As the “first heralds”
of the faith, parents help their children to know
God not merely by talking about Jesus, but showing them
Jesus and introducing them in age-appropriate ways to prayer
and to the riches of the Church.
As for love,
I have a poster overlooking our kitchen table that has Deuteronomy
6:4-7 written on it (“love the Lord your God . . .”). This
daily reminder as we eat breakfast is a good thing, but even
more important is a love of God and neighbor that is tangible.
It must be experienced and breathed.

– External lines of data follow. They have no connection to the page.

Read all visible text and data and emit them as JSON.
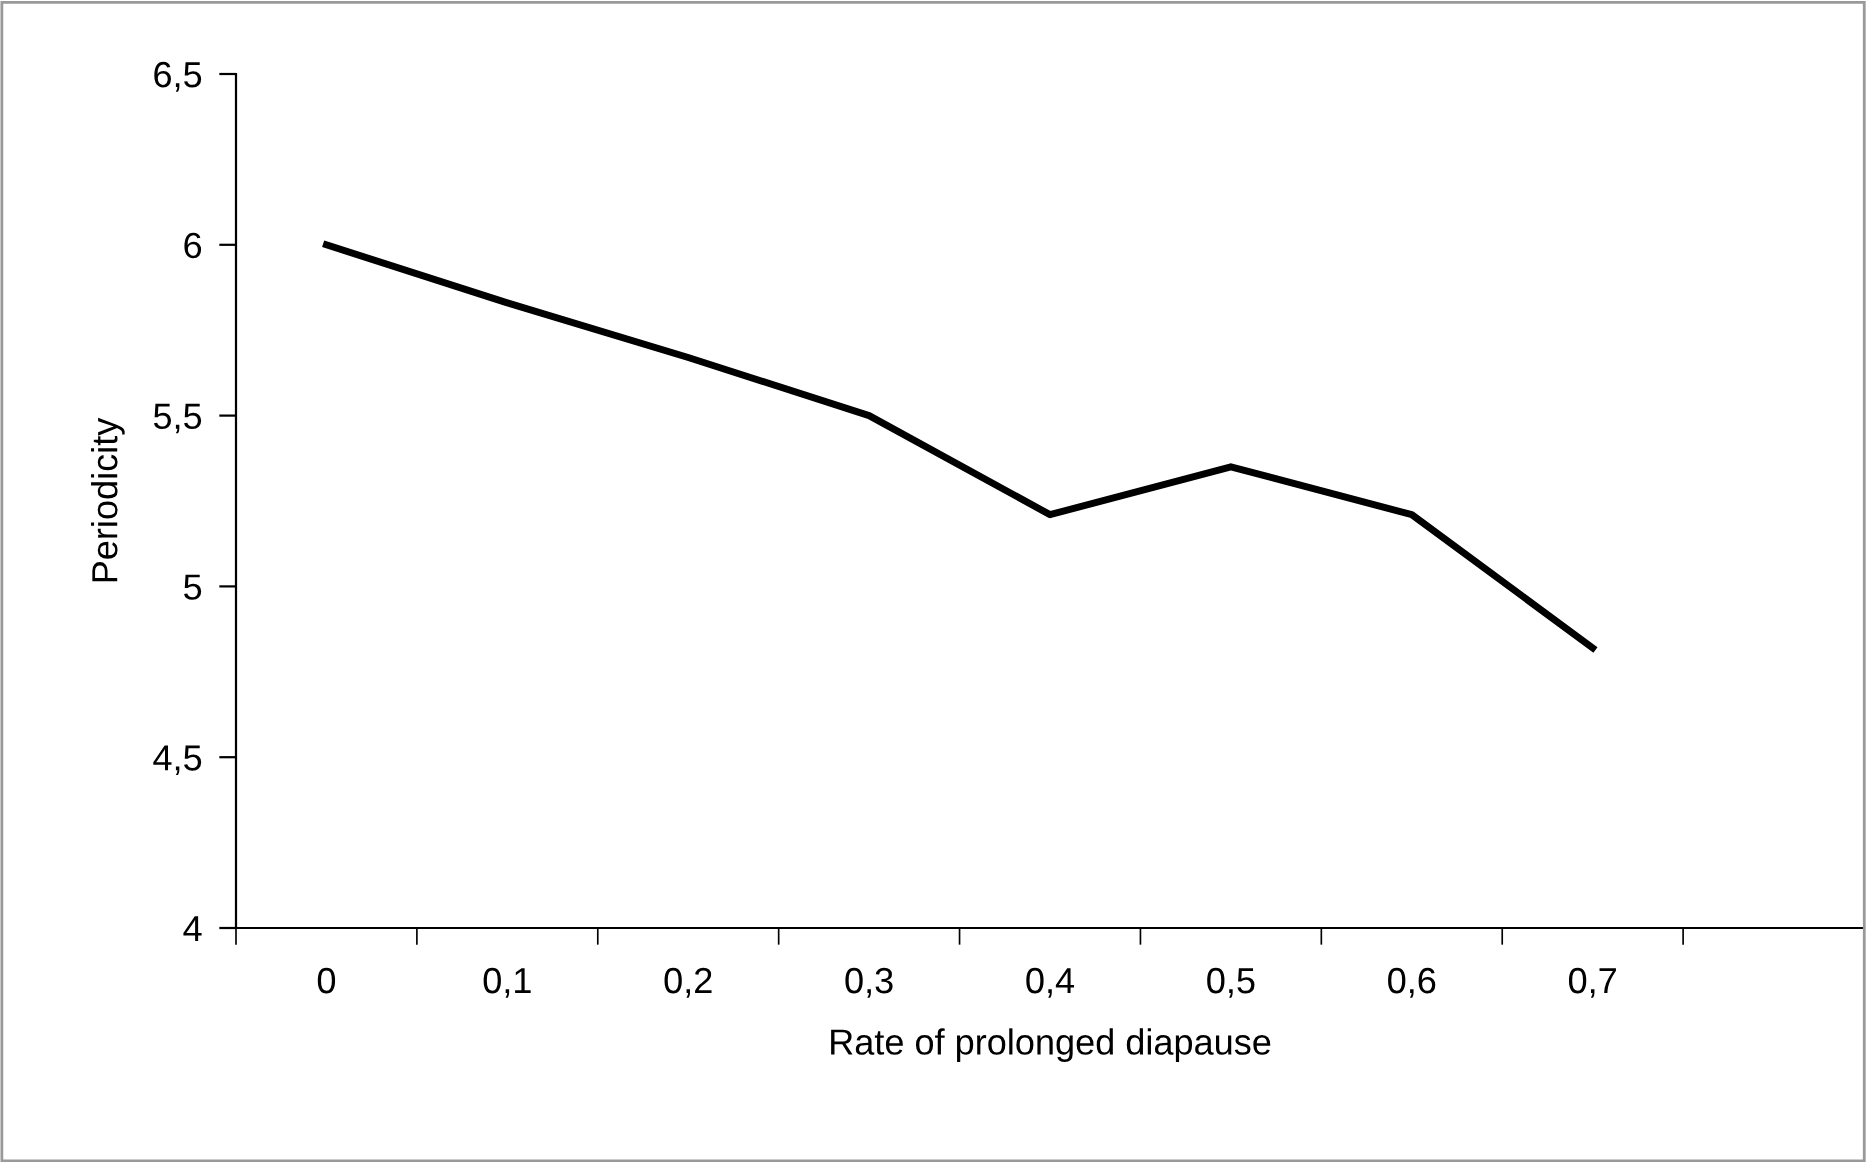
{
  "chart_data": {
    "type": "line",
    "xlabel": "Rate of prolonged diapause",
    "ylabel": "Periodicity",
    "categories": [
      "0",
      "0,1",
      "0,2",
      "0,3",
      "0,4",
      "0,5",
      "0,6",
      "0,7",
      null
    ],
    "series": [
      {
        "color": "#000000",
        "values": [
          6.0,
          5.83,
          5.67,
          5.5,
          5.21,
          5.35,
          5.21,
          4.82,
          null
        ]
      }
    ],
    "ylim": [
      4,
      6.5
    ],
    "yticks": [
      4,
      {
        "value": 4.5,
        "label": "4,5"
      },
      5,
      {
        "value": 5.5,
        "label": "5,5"
      },
      6,
      {
        "value": 6.5,
        "label": "6,5"
      }
    ],
    "grid": false,
    "legend": false,
    "marker": "none",
    "line_style": "solid"
  }
}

If the parents don’t
manifest this love, the concept won’t seem real to the children.
Also in the bosom
of the family, the child learns that “to serve is to reign.”
All the baptized are called to serve
the Lord according to their state in life. Rather than be
closed in on itself, the family must be a school of virtues,
where the children learn the value of fraternal charity, generosity,
and self-sacrifice, so that as adults they will accept with
joy and holy zeal the specific vocation Our Lord has in store
for them.
The Catechism says
that a “wholesome family life can foster interior dispositions
that are a genuine preparation for a living faith” (no. 2225).
We can’t always discern, let alone measure, the progress of
these “interior dispositions” in our children. Yet, if we’re
faithful to our vocations as spouses and parents in the domestic
Church, we’ve done our part, and the rest is entrusted to
our merciful Father’s providence and timing.